Специфический метод анализа библейских и особенно евангельских текстов, весьма характерный для 20 столетия (в частности, для работ Бультмана и его последователей), называется «формальным критицизмом» (англ. Form Criticism, нем. Formgeschichte или Formanalyse): речь идет о попытках идентифицировать жанровые структуры, определяющие облик того или иного пассажа.
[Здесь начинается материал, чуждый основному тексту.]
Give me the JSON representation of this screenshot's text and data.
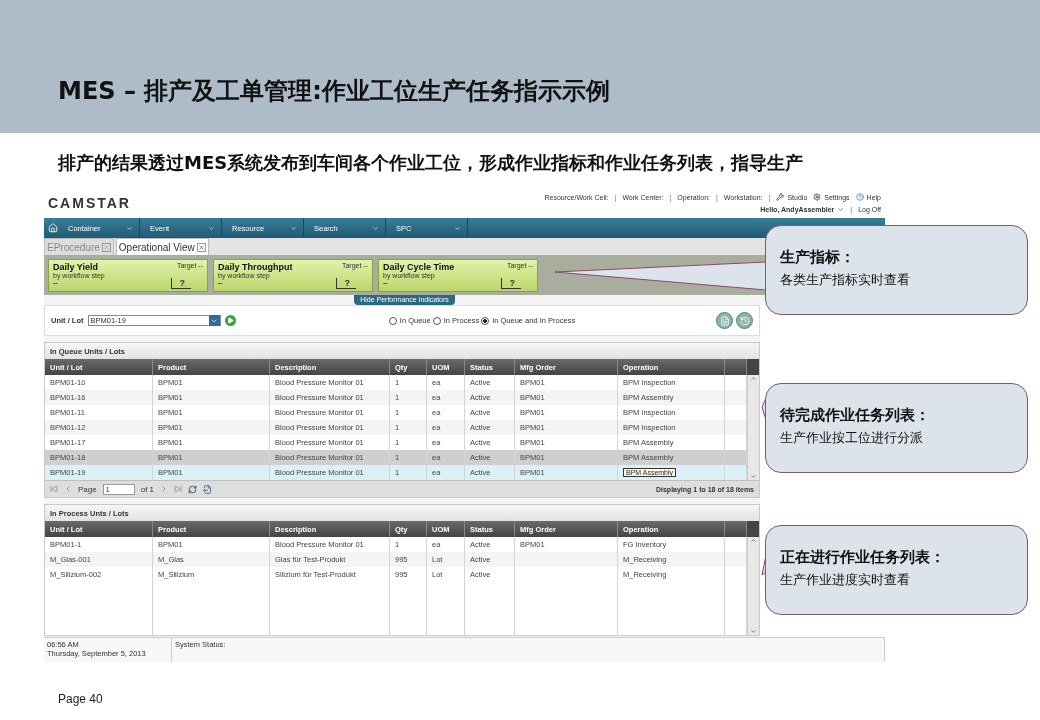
{
  "slide": {
    "title": "MES – 排产及工单管理:作业工位生产任务指示示例",
    "subtitle": "排产的结果透过MES系统发布到车间各个作业工位，形成作业指标和作业任务列表，指导生产",
    "page": "Page 40"
  },
  "app": {
    "logo": "CAMSTAR",
    "context": [
      {
        "kind": "label",
        "text": "Resource/Work Cell:"
      },
      {
        "kind": "separator",
        "text": "|"
      },
      {
        "kind": "label",
        "text": "Work Center:"
      },
      {
        "kind": "separator",
        "text": "|"
      },
      {
        "kind": "label",
        "text": "Operation:"
      },
      {
        "kind": "separator",
        "text": "|"
      },
      {
        "kind": "label",
        "text": "Workstation:"
      },
      {
        "kind": "separator",
        "text": "|"
      }
    ],
    "user_separator": "|",
    "tools": [
      {
        "kind": "studio",
        "label": "Studio"
      },
      {
        "kind": "settings",
        "label": "Settings"
      },
      {
        "kind": "help",
        "label": "Help"
      }
    ],
    "user": "Hello, AndyAssembler",
    "logoff": "Log Off",
    "menu": [
      "Container",
      "Event",
      "Resource",
      "Search",
      "SPC"
    ],
    "tabs": [
      {
        "label": "EProcedure",
        "selected": false
      },
      {
        "label": "Operational View",
        "selected": true
      }
    ],
    "indicators": [
      {
        "title": "Daily Yield",
        "sub": "by workflow step",
        "value": "--",
        "target": "Target --",
        "mark": "?"
      },
      {
        "title": "Daily Throughput",
        "sub": "by workflow step",
        "value": "--",
        "target": "Target --",
        "mark": "?"
      },
      {
        "title": "Daily Cycle Time",
        "sub": "by workflow step",
        "value": "--",
        "target": "Target --",
        "mark": "?"
      }
    ],
    "hide_indicators": "Hide Performance Indicators",
    "unit_lot": {
      "label": "Unit / Lot",
      "value": "BPM01-19"
    },
    "filter": [
      {
        "label": "In Queue",
        "selected": false
      },
      {
        "label": "In Process",
        "selected": false
      },
      {
        "label": "In Queue and In Process",
        "selected": true
      }
    ],
    "queue": {
      "title": "In Queue Units / Lots",
      "columns": [
        "Unit / Lot",
        "Product",
        "Description",
        "Qty",
        "UOM",
        "Status",
        "Mfg Order",
        "Operation"
      ],
      "rows": [
        {
          "cells": [
            "BPM01-10",
            "BPM01",
            "Blood Pressure Monitor 01",
            "1",
            "ea",
            "Active",
            "BPM01",
            "BPM Inspection"
          ],
          "selected": false,
          "highlighted": false
        },
        {
          "cells": [
            "BPM01-16",
            "BPM01",
            "Blood Pressure Monitor 01",
            "1",
            "ea",
            "Active",
            "BPM01",
            "BPM Assembly"
          ],
          "selected": false,
          "highlighted": false
        },
        {
          "cells": [
            "BPM01-11",
            "BPM01",
            "Blood Pressure Monitor 01",
            "1",
            "ea",
            "Active",
            "BPM01",
            "BPM Inspection"
          ],
          "selected": false,
          "highlighted": false
        },
        {
          "cells": [
            "BPM01-12",
            "BPM01",
            "Blood Pressure Monitor 01",
            "1",
            "ea",
            "Active",
            "BPM01",
            "BPM Inspection"
          ],
          "selected": false,
          "highlighted": false
        },
        {
          "cells": [
            "BPM01-17",
            "BPM01",
            "Blood Pressure Monitor 01",
            "1",
            "ea",
            "Active",
            "BPM01",
            "BPM Assembly"
          ],
          "selected": false,
          "highlighted": false
        },
        {
          "cells": [
            "BPM01-18",
            "BPM01",
            "Blood Pressure Monitor 01",
            "1",
            "ea",
            "Active",
            "BPM01",
            "BPM Assembly"
          ],
          "selected": false,
          "highlighted": true
        },
        {
          "cells": [
            "BPM01-19",
            "BPM01",
            "Blood Pressure Monitor 01",
            "1",
            "ea",
            "Active",
            "BPM01"
          ],
          "tooltip": "BPM Assembly",
          "selected": true,
          "highlighted": false
        }
      ],
      "pager": {
        "label": "Page",
        "page": "1",
        "of": "of 1",
        "summary": "Displaying 1 to 18 of 18 items"
      }
    },
    "in_process": {
      "title": "In Process Unts / Lots",
      "columns": [
        "Unit / Lot",
        "Product",
        "Description",
        "Qty",
        "UOM",
        "Status",
        "Mfg Order",
        "Operation"
      ],
      "rows": [
        {
          "cells": [
            "BPM01-1",
            "BPM01",
            "Blood Pressure Monitor 01",
            "1",
            "ea",
            "Active",
            "BPM01",
            "FG Inventory"
          ]
        },
        {
          "cells": [
            "M_Glas-001",
            "M_Glas",
            "Glas für Test-Produkt",
            "995",
            "Lot",
            "Active",
            "",
            "M_Receiving"
          ]
        },
        {
          "cells": [
            "M_Silizium-002",
            "M_Silizium",
            "Silizium für Test-Produkt",
            "995",
            "Lot",
            "Active",
            "",
            "M_Receiving"
          ]
        }
      ]
    },
    "status": {
      "time": "06:56 AM",
      "date": "Thursday, September 5, 2013",
      "label": "System Status:"
    }
  },
  "callouts": [
    {
      "title": "生产指标：",
      "text": "各类生产指标实时查看"
    },
    {
      "title": "待完成作业任务列表：",
      "text": "生产作业按工位进行分派"
    },
    {
      "title": "正在进行作业任务列表：",
      "text": "生产作业进度实时查看"
    }
  ]
}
В применении к ветхозаветным повествованиям «формальный критицизм» разрабатывался с начала столетия (Г. Гункель и др.); позднее он был приложен к материалу синоптических Евангелий ради решения проблемы стоящей за ними устной традиции. Нет сомнений, что метод уже стал необходимым достоянием науки о Новом Завете, хотя ряд выводов, получивших широкое распространение в научной литературе, все еще остается методически недостаточно выверенным (неясно, например, насколько позволительно применять к устному преданию, несмотря на его устный характер по многим признакам отличному от фольклора, категории, разработанные фольклористикой); слишком часто наблюдаются попытки пояснять известное из гипотетического (например, из постулируемых учеными «community debates», т. е. дебатов в начальнохристианских общинах, которые, несомненно, были, но о которых мы почти ничего не знаем) и опираться на гипотезы как на факты. Верующий христианин, если он не является фундаменталистом, не имеет причин отвергать самую идею подобного анализа, но имеет право предъявлять свои, в конечном счете, если угодно, «утилитарные» запросы: научное исследование Писания либо сообщает ему достоверные сведения, помогающие глубже и трезвее понимать Слово Божие, остающееся для него Словом Божиим, либо не имеет оснований локализовать себя внутри комплекса дисциплин богословских.